Crowd Sourced City: Learning by Doing for the Design and Technology of Public Space
Presenter: Sarah Williams, MIT Civic Data Design Lab
Co-presenter: Dylan Halpern, MIT Civic Data Design Lab
Crowd Sourced City: Civic Technology Prototyping was a semester-long course in MIT's Department of Urban Studies and Planning that developed a tactical urbanism intervention and utilized sensing technologies to map the performance of students' projects. This presentation synopsizes the structure of the course, student outcomes, and the potential for practice-based education of mapping public space. Through workshops on strategies from William Whyte and Jan Gehl, the class explored sensing, visualization/web mapping, and physical design. Results from the course include activity maps related to programmed activity, reports on how to replicate the project, and furniture remaining on the intervention site.

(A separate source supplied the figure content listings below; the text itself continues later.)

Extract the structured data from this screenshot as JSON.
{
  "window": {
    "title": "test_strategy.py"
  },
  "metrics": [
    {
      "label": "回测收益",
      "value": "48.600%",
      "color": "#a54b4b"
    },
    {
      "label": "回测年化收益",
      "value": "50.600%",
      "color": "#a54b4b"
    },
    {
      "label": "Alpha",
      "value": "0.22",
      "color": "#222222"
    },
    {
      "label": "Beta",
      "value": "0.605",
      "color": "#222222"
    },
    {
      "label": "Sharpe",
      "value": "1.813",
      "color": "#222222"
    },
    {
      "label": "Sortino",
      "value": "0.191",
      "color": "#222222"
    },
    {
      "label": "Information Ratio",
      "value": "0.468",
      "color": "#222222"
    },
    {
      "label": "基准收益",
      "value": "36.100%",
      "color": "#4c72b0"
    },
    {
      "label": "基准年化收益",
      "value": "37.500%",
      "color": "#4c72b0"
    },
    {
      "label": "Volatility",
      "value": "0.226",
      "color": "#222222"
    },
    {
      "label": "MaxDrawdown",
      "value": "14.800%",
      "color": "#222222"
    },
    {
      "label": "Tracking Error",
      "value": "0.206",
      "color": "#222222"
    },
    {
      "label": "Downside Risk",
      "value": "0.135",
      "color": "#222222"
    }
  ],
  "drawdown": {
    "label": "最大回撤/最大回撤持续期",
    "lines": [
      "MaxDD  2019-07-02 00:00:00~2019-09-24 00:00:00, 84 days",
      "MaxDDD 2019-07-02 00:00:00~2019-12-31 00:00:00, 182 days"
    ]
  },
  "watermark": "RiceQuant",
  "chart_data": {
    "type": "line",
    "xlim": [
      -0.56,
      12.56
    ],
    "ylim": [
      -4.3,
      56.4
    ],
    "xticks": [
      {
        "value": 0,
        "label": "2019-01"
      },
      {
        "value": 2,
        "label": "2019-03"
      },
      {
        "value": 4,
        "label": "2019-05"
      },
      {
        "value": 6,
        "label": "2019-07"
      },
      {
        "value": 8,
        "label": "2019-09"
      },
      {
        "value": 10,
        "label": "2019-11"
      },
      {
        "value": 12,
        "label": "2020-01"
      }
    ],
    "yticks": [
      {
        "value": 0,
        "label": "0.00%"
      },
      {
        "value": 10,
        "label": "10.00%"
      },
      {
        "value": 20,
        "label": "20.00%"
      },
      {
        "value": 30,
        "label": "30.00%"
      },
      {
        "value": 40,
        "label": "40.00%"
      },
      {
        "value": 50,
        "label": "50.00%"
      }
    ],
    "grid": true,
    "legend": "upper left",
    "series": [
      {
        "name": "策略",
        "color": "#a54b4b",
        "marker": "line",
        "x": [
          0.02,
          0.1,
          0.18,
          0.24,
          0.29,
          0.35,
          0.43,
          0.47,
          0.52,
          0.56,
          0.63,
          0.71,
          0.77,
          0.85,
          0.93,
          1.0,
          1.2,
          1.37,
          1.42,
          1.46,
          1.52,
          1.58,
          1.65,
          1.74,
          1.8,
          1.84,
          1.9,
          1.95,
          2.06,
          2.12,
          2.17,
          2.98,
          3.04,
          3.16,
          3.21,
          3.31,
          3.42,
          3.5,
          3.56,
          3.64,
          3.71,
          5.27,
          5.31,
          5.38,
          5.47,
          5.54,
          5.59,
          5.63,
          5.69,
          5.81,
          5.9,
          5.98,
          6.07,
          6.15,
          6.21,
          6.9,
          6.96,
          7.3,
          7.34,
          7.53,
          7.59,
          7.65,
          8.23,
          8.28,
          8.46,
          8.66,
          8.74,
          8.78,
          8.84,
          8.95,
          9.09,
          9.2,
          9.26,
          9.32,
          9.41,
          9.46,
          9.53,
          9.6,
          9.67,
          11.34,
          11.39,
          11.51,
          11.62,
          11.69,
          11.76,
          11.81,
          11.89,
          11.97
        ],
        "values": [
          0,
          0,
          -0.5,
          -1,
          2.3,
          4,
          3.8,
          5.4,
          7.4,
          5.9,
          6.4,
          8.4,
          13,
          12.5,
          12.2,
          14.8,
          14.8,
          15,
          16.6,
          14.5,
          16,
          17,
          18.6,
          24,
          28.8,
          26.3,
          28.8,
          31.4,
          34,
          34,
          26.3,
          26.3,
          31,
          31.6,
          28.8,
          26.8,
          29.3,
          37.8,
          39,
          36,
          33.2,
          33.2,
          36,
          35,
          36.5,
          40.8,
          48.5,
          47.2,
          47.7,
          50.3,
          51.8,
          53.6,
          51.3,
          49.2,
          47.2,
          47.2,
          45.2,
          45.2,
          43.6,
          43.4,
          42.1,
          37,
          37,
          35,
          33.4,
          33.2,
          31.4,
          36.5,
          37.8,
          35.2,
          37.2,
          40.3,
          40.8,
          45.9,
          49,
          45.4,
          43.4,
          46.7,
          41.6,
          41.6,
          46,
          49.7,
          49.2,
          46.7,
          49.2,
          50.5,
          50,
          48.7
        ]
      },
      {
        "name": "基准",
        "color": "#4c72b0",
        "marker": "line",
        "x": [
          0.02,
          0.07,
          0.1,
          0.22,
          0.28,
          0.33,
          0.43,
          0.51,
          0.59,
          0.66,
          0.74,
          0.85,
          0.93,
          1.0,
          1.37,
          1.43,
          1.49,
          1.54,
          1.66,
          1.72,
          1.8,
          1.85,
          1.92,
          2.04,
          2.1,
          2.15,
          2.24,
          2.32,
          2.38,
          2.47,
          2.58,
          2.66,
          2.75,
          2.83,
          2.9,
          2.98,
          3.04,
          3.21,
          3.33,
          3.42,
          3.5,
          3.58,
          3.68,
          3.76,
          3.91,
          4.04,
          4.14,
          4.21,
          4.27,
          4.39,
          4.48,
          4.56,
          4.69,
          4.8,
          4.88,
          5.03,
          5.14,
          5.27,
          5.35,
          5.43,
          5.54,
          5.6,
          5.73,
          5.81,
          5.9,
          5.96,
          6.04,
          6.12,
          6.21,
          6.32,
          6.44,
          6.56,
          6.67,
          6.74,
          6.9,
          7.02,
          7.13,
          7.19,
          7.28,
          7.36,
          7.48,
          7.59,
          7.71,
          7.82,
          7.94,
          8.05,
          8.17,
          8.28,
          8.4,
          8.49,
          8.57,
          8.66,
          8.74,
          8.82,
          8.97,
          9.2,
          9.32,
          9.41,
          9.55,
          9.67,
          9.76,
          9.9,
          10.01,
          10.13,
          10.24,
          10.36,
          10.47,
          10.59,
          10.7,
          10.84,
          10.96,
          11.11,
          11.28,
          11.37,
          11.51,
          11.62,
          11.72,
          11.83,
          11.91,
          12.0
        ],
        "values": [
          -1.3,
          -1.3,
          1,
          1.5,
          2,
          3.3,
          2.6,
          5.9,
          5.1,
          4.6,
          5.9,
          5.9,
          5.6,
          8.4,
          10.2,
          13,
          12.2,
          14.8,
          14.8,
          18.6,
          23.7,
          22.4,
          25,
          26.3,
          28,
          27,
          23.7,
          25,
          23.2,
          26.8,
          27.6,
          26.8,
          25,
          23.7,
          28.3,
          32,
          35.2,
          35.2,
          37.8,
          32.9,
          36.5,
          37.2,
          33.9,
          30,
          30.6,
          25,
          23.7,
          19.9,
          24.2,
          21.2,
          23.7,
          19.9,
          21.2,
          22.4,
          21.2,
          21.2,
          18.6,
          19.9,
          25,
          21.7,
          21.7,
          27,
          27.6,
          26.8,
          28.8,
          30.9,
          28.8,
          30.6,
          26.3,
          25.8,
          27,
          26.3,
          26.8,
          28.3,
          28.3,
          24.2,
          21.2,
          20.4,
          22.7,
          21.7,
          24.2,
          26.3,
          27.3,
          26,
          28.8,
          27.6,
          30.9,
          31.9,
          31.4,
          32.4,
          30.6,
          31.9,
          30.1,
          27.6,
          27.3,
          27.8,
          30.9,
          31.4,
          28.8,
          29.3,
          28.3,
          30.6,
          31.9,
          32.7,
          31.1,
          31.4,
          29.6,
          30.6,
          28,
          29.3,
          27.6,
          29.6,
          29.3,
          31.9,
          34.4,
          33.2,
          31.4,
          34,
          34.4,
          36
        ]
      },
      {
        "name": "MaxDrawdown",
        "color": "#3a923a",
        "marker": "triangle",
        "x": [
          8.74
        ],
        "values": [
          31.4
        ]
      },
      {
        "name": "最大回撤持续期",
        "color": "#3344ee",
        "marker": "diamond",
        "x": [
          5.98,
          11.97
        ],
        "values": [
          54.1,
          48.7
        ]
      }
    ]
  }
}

The role of interactive coding notebooks in data-to-map design flows
Presenter: Rich Donohue, University of Kentucky
New Maps Plus is an innovative online graduate certificate and degree program focusing on geospatial data wrangling and web mapping. This talk will share useful processes and insights for distance learning environments that prepare students for a dynamic, professional workforce. In particular, we will discuss the growing role of interactive coding notebooks within our curriculum to support web cartography, as well as and their integration within Git-supported development and distributed code repositories.
Thoughts on Working with Map Projections
Presenter: Fritz Kessler, Penn State University
Co-presenter: Sarah Battersby, Tableau
Working with map projections can be challenging, especially when map makers select a projection for their map. Selection guidelines do exist, but they do not recommend a single named projection or explain the rationale why particular projections are recommended (e.g., thematic maps require equivalent projections). Thus, to utilize existing selection guidelines, the map maker needs a working knowledge of projections. We present a holistic approach to selecting an appropriate projection by asking the map maker to consider how the phenomenon are spatially described (e.g., continuous - discrete), what symbolization method(s) will be used, and what are the intended map uses.
From Quiz to Collection: Linking archival resources, student analysis and online collections via interactive maps
Presenter: Nicholas Kohler, University of Oregon
Co-presenters: Joanna Merson, University of Oregon; Bianca Malkoc, University of Oregon
This presentation describes a project to develop interactive maps via student engagement with online archival resources such as historical periodicals, YouTube videos, and art collections for the class "Hike, Bike, Skate, Surf, Ski: Geographies of Adventure". Online quizzes were used to promote student critical student engagement with the varied materials and gather thematic information about individual archival items. The workflow combined open-source digital collections, programming, and webmapping tools (Omeka, Python, and Leaflet) to geocode these student-crowdsourced items, put them in an online content collection of examples, and build an ever-expanding interactive map to rapidly explore the collection.
Study Design: Spatial Analysis in K-12 Education
Presenter: Tesla DuBois, Consortium of Policy Research in Education (CPRE), Graduate School of Education, University of Pennsylvania
School administrators and teachers do everything they can to provide a good learning environment within their school walls. But schools do not exist in isolation. They are set in the context of their city, neighborhood, and catchment area. This project explores the way that the location of a school impacts what happens inside the school walls. Here you will find a description of the process of using spatial analysis to answer the question, "Which community attributes account for variation in school level variables, and to what extent does each variable have influence?"